Во всех «экранных» сценах «Красного колеса» используется описанная выше авторская система условных обозначений и графической разметки, не соответствующая стандартам сценарного письма конца 1950-х и впервые примененная именно в ЗИТ. Согласно авторскому предисловию к тексту 1959 года, Солженицын, не надеявшийся, что его сценарий возможно будет экранизовать в СССР, применил эту систему указаний для того, чтобы читатель мог легче вообразить себе готовый фильм. Можно предположить, что и в дальнейшем Солженицын считал необходимым применять подобную систему записи цельных произведений, которые представлял себе как кинофильмы[699], или отдельных эпизодов, которые должны были восприниматься как кинематографические «вставки» в повествовательный текст.

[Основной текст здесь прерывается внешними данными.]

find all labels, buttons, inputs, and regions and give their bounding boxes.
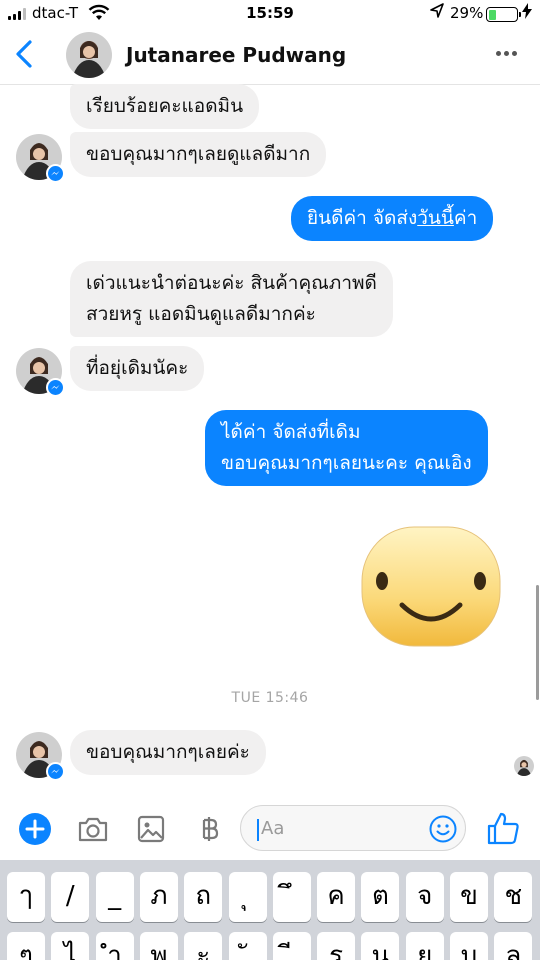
keyboard-key[interactable]: ย [405,932,444,960]
seen-indicator-avatar [514,756,534,776]
keyboard-key[interactable]: บ [450,932,488,960]
sender-avatar[interactable] [16,732,65,781]
message-input[interactable]: Aa [240,805,466,851]
message-text: ขอบคุณมากๆเลยดูแลดีมาก [86,143,311,165]
keyboard-key[interactable]: ช [494,872,533,922]
plus-icon[interactable] [18,812,52,846]
message-text: สวยหรู แอดมินดูแลดีมากค่ะ [86,303,316,325]
keyboard-key[interactable]: ึ [272,872,311,922]
avatar[interactable] [66,32,112,78]
keyboard-key[interactable]: ี [272,932,311,960]
message-text: ขอบคุณมากๆเลยนะคะ คุณเอิง [221,452,472,474]
keyboard-key[interactable]: ุ [228,872,267,922]
sender-avatar[interactable] [16,134,65,183]
conversation-header: Jutanaree Pudwang [0,30,540,85]
keyboard-key[interactable]: ต [361,872,400,922]
location-icon [430,3,444,23]
sender-avatar[interactable] [16,348,65,397]
thumbs-up-icon[interactable] [486,810,520,846]
message-bubble[interactable]: ขอบคุณมากๆเลยดูแลดีมาก [70,132,327,177]
camera-icon[interactable] [76,812,110,846]
thai-keyboard: ๅ/_ภถุึคตจขชๆไำพะัีรนยบล [0,860,540,960]
keyboard-key[interactable]: ล [494,932,533,960]
more-icon[interactable] [496,51,517,56]
messenger-badge-icon [46,164,65,183]
keyboard-key[interactable]: / [51,872,90,922]
message-bubble[interactable]: ยินดีค่า จัดส่งวันนี้ค่า [291,196,494,241]
keyboard-key[interactable]: ๅ [7,872,45,922]
back-icon[interactable] [10,34,40,74]
keyboard-key[interactable]: ำ [95,932,134,960]
message-bubble[interactable]: เรียบร้อยคะแอดมิน [70,84,260,129]
message-link-text[interactable]: วันนี้ [417,207,454,229]
keyboard-key[interactable]: น [361,932,400,960]
keyboard-key[interactable]: พ [139,932,178,960]
message-text: เรียบร้อยคะแอดมิน [86,95,244,117]
keyboard-key[interactable]: ะ [184,932,223,960]
message-bubble[interactable]: ได้ค่า จัดส่งที่เดิม ขอบคุณมากๆเลยนะคะ ค… [205,410,488,486]
scrollbar[interactable] [536,585,539,700]
message-text: ค่า [453,207,478,229]
keyboard-key[interactable]: ร [317,932,356,960]
keyboard-key[interactable]: ๆ [7,932,45,960]
message-text: ได้ค่า จัดส่งที่เดิม [221,421,361,443]
message-input-placeholder: Aa [261,818,285,839]
timestamp: TUE 15:46 [231,690,309,706]
keyboard-key[interactable]: ถ [184,872,223,922]
keyboard-key[interactable]: ภ [139,872,178,922]
message-text: เด่วแนะนำต่อนะค่ะ สินค้าคุณภาพดี [86,272,377,294]
composer-bar: Aa [0,800,540,860]
message-bubble[interactable]: ที่อยุ่เดิมนัคะ [70,346,205,391]
keyboard-key[interactable]: ข [450,872,488,922]
charging-icon [522,3,532,23]
battery-percent: 29% [450,4,484,22]
messenger-badge-icon [46,762,65,781]
gallery-icon[interactable] [134,812,168,846]
keyboard-key[interactable]: ไ [51,932,90,960]
keyboard-key[interactable]: จ [405,872,444,922]
smiley-emoji[interactable] [360,525,502,648]
message-bubble[interactable]: ขอบคุณมากๆเลยค่ะ [70,730,266,775]
keyboard-key[interactable]: ค [317,872,356,922]
keyboard-key[interactable]: ั [228,932,267,960]
text-caret [257,819,259,841]
message-text: ยินดีค่า จัดส่ง [307,207,418,229]
keyboard-key[interactable]: _ [95,872,134,922]
battery-icon [486,7,521,22]
baht-icon[interactable] [192,812,226,846]
messenger-badge-icon [46,378,65,397]
contact-name[interactable]: Jutanaree Pudwang [126,43,346,67]
message-text: ขอบคุณมากๆเลยค่ะ [86,741,250,763]
message-text: ที่อยุ่เดิมนัคะ [86,357,189,379]
message-bubble[interactable]: เด่วแนะนำต่อนะค่ะ สินค้าคุณภาพดี สวยหรู … [70,261,393,337]
emoji-icon[interactable] [429,815,457,843]
status-bar: dtac-T 15:59 29% [0,0,540,30]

Как ни удивительно, больше всего примененный Солженицыным способ записи напоминает графику текста в опубликованном в 1943–1944 годах сценарии фильма С. Эйзенштейна «Иван Грозный»[700]. В 1920–1930-е годы сценарии делились на пронумерованные фрагменты-планы — так оформлены и ранние сценарии Эйзенштейна, и, например, опубликованные сценарии В. Маяковского. А сценарий «Ивана Грозного» состоит из коротких ненумерованных строк, напоминающих верлибр-репортаж с записью того, что должен увидеть зритель. Таким же образом устроены и текст ЗИТ, и «экраны» «Красного колеса».

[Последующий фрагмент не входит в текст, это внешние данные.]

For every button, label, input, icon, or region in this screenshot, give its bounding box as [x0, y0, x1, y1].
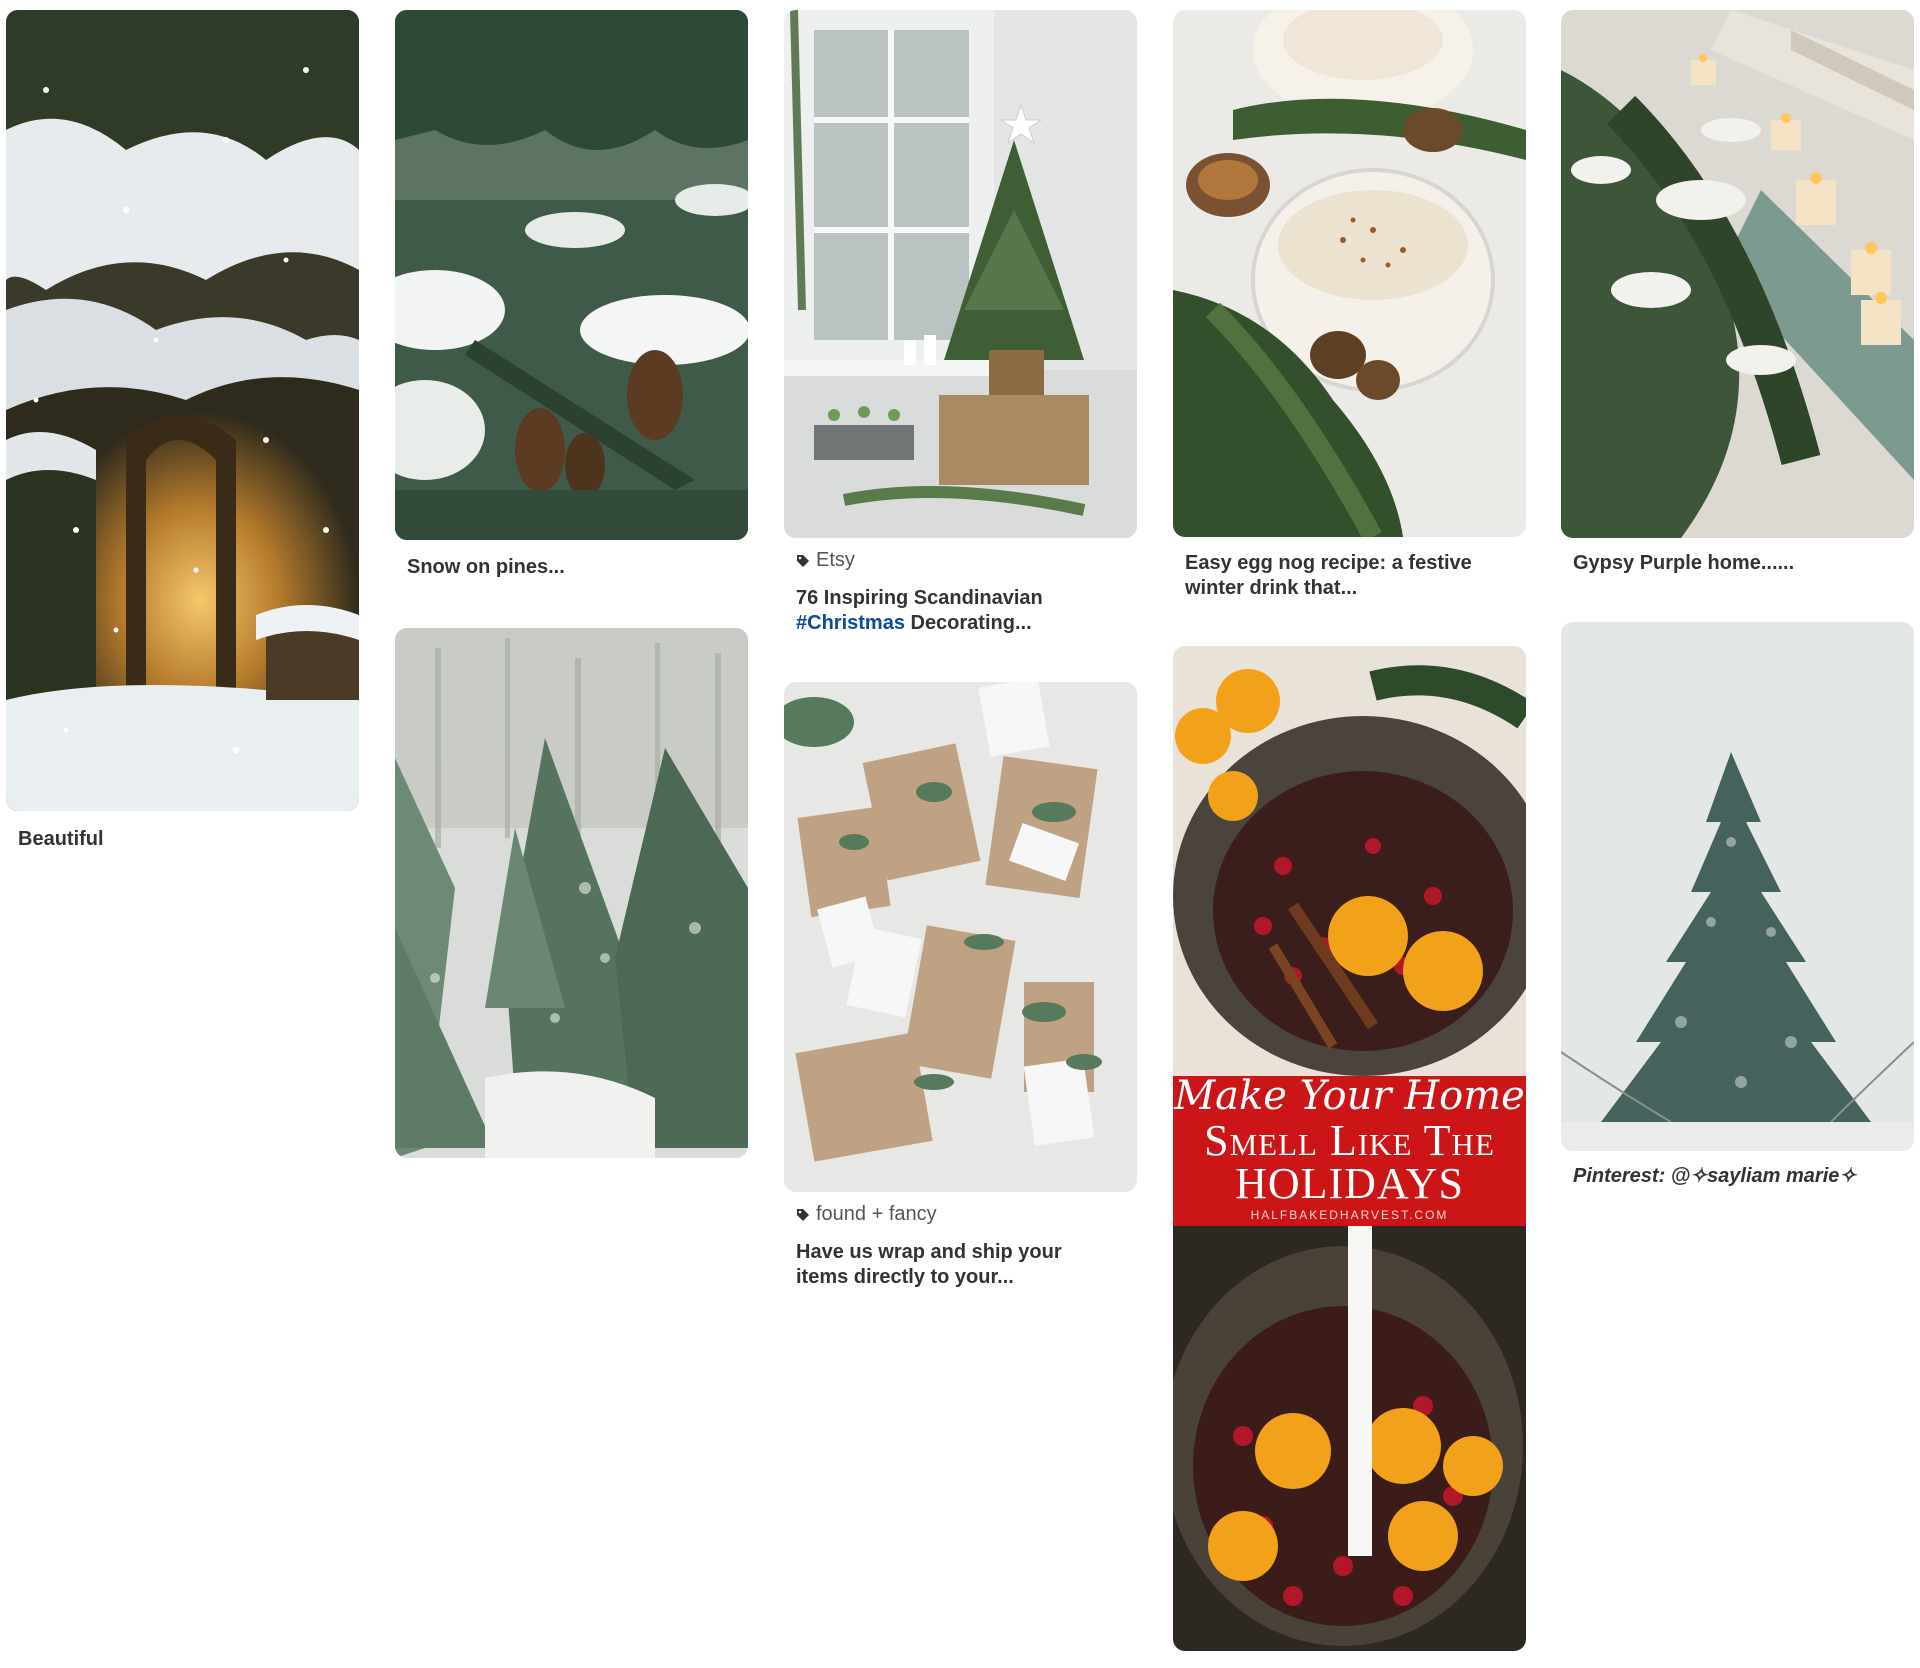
- egg-nog-image: [1173, 10, 1526, 537]
- pin-scandinavian[interactable]: Etsy 76 Inspiring Scandinavian #Christma…: [784, 10, 1137, 640]
- banner-main-line2: HOLIDAYS: [1235, 1159, 1464, 1208]
- pin-title[interactable]: Snow on pines...: [407, 555, 736, 580]
- pin-image[interactable]: Make Your Home Smell Like The HOLIDAYS H…: [1173, 646, 1526, 1651]
- pin-title[interactable]: Gypsy Purple home......: [1573, 551, 1902, 576]
- pin-image[interactable]: [1561, 622, 1914, 1151]
- pin-source[interactable]: Etsy: [796, 548, 855, 573]
- wrapped-gifts-image: [784, 682, 1137, 1192]
- tag-icon: [796, 554, 810, 568]
- cedar-candles-image: [1561, 10, 1914, 538]
- pin-beautiful[interactable]: Beautiful: [6, 10, 359, 860]
- pin-egg-nog[interactable]: Easy egg nog recipe: a festive winter dr…: [1173, 10, 1526, 610]
- pin-title-part2: Decorating...: [904, 612, 1032, 634]
- pin-source-name: found + fancy: [816, 1203, 937, 1225]
- pin-simmer-pot[interactable]: Make Your Home Smell Like The HOLIDAYS H…: [1173, 646, 1526, 1651]
- pin-image[interactable]: [1173, 10, 1526, 537]
- pin-title[interactable]: Easy egg nog recipe: a festive winter dr…: [1185, 551, 1485, 601]
- banner-main-line1: Smell Like The: [1204, 1116, 1495, 1165]
- pin-title[interactable]: Beautiful: [18, 827, 347, 852]
- snowy-pine-image: [395, 10, 748, 540]
- frosted-trees-image: [395, 628, 748, 1158]
- pin-title[interactable]: Have us wrap and ship your items directl…: [796, 1240, 1096, 1290]
- tag-icon: [796, 1208, 810, 1222]
- banner-site-text: HALFBAKEDHARVEST.COM: [1250, 1208, 1449, 1222]
- pin-title[interactable]: Pinterest: @✧sayliam marie✧: [1573, 1164, 1902, 1189]
- lone-spruce-image: [1561, 622, 1914, 1151]
- hashtag-link[interactable]: #Christmas: [796, 612, 905, 634]
- pin-title[interactable]: 76 Inspiring Scandinavian #Christmas Dec…: [796, 586, 1125, 636]
- pin-title-part1: 76 Inspiring Scandinavian: [796, 587, 1043, 609]
- pin-tree-farm[interactable]: [395, 628, 748, 1158]
- banner-script-text: Make Your Home: [1174, 1073, 1525, 1119]
- pin-image[interactable]: [784, 10, 1137, 538]
- pin-wrap-ship[interactable]: found + fancy Have us wrap and ship your…: [784, 682, 1137, 1302]
- pin-snow-on-pines[interactable]: Snow on pines...: [395, 10, 748, 590]
- pin-image[interactable]: [395, 628, 748, 1158]
- pin-image[interactable]: [395, 10, 748, 540]
- pin-source-name: Etsy: [816, 549, 855, 571]
- pin-image[interactable]: [6, 10, 359, 811]
- pin-gypsy-purple[interactable]: Gypsy Purple home......: [1561, 10, 1914, 590]
- window-christmas-tree-image: [784, 10, 1137, 538]
- pin-source[interactable]: found + fancy: [796, 1202, 937, 1227]
- pin-image[interactable]: [784, 682, 1137, 1192]
- snowy-garden-image: [6, 10, 359, 811]
- pin-single-tree[interactable]: Pinterest: @✧sayliam marie✧: [1561, 622, 1914, 1202]
- pin-image[interactable]: [1561, 10, 1914, 538]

Бежит Иван, задыхаясь, по лестницам. В светлицу терема Анастасии вбегает…

Все по-прежнему в светлице.

Воздуха, руками царицы расшитые…

Над постелью дугой лампады неугасимые…

Кубок на столе,

как пред смертью

царицыной стоял…

Только нет царицы — в могиле давно…

На колени пред лампадами царь бросается. «Да минует меня чаша сия…» — молится.

«Не минует! — за спиной царя Федор говорит. — Хотя чаши иные ядом полны…»

Вскочил Иван, глянул:

пред иконою чаша стоит.

Чаша, что пред смертью сам Анастасии подавал. «Чаша…»

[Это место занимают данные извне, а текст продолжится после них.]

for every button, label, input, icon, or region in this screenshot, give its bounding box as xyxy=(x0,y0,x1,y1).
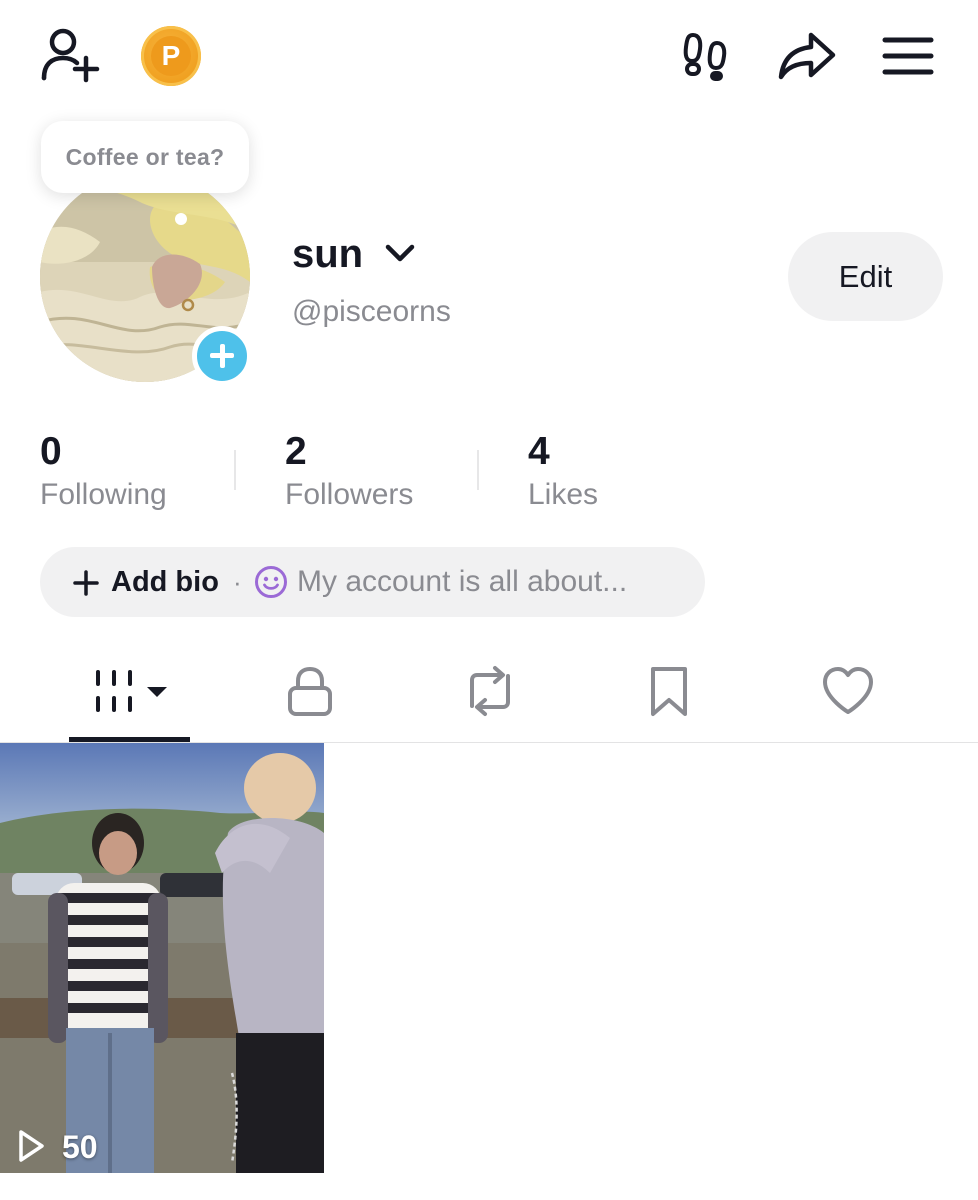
repost-icon[interactable] xyxy=(462,660,518,722)
share-icon[interactable] xyxy=(777,31,837,81)
following-count[interactable]: 0 xyxy=(40,430,62,474)
username[interactable]: sun xyxy=(292,230,363,278)
bookmark-icon[interactable] xyxy=(648,660,690,722)
videos-grid-icon[interactable] xyxy=(94,660,170,722)
video-view-count: 50 xyxy=(62,1129,98,1165)
play-icon xyxy=(19,1130,44,1162)
following-label[interactable]: Following xyxy=(40,476,167,514)
avatar-add-button[interactable] xyxy=(192,326,252,386)
lock-icon[interactable] xyxy=(286,660,334,722)
stats-divider xyxy=(234,450,236,490)
coins-icon[interactable]: P xyxy=(141,26,201,86)
likes-count[interactable]: 4 xyxy=(528,430,550,474)
smile-icon xyxy=(255,566,287,598)
footprints-icon[interactable] xyxy=(683,31,733,83)
edit-profile-button[interactable]: Edit xyxy=(788,232,943,321)
bio-placeholder: My account is all about... xyxy=(297,565,628,598)
followers-label[interactable]: Followers xyxy=(285,476,413,514)
plus-icon xyxy=(73,570,99,596)
heart-icon[interactable] xyxy=(820,660,876,722)
user-handle: @pisceorns xyxy=(292,295,451,328)
menu-icon[interactable] xyxy=(882,36,934,76)
likes-label[interactable]: Likes xyxy=(528,476,598,514)
plus-icon-v xyxy=(219,343,225,368)
profile-tooltip[interactable]: Coffee or tea? xyxy=(41,121,249,193)
chevron-down-icon[interactable] xyxy=(385,242,415,266)
followers-count[interactable]: 2 xyxy=(285,430,307,474)
tooltip-pointer xyxy=(175,213,187,225)
video-thumbnail[interactable] xyxy=(0,743,324,1173)
add-bio-label: Add bio xyxy=(111,566,219,598)
coin-label: P xyxy=(151,36,191,76)
stats-divider xyxy=(477,450,479,490)
add-friend-icon[interactable] xyxy=(40,28,102,84)
bio-separator: · xyxy=(233,567,242,597)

Глядит Иван на чашу глазами безумными:

«Отравили?» — шепчет.

«Отравили? — кричит — юницу мою?!!»[701]

Еще в 1929 году Эйзенштейн написал статью-манифест «О форме сценария», в которой настаивал на том, что первоначальный вариант замысла фильма должен быть изложен не в виде формализованного протокола (Эйзенштейн называет такой протокол «дребухом» — от немецкого Drehbuch, сценарий, буквально — «съемочная книга»), а в форме эмоционально окрашенной «киноновеллы»:

Сценарий ставит эмоциональные требования. Его зрительное разрешение дает режиссер.

И сценарист вправе ставить его своим языком.

Ибо, чем полнее будет выражено его намерение, тем более совершенным будет словесное обозначение.

И, стало быть, тем специфичнее литературно.

[…]

Вот почему мы против обычной формы номерного протокольного сценария («Дребуха»), и почему за форму киноновеллы[702].

По-видимому, Солженицын в создании своих киносценариев руководствовался такой же логикой.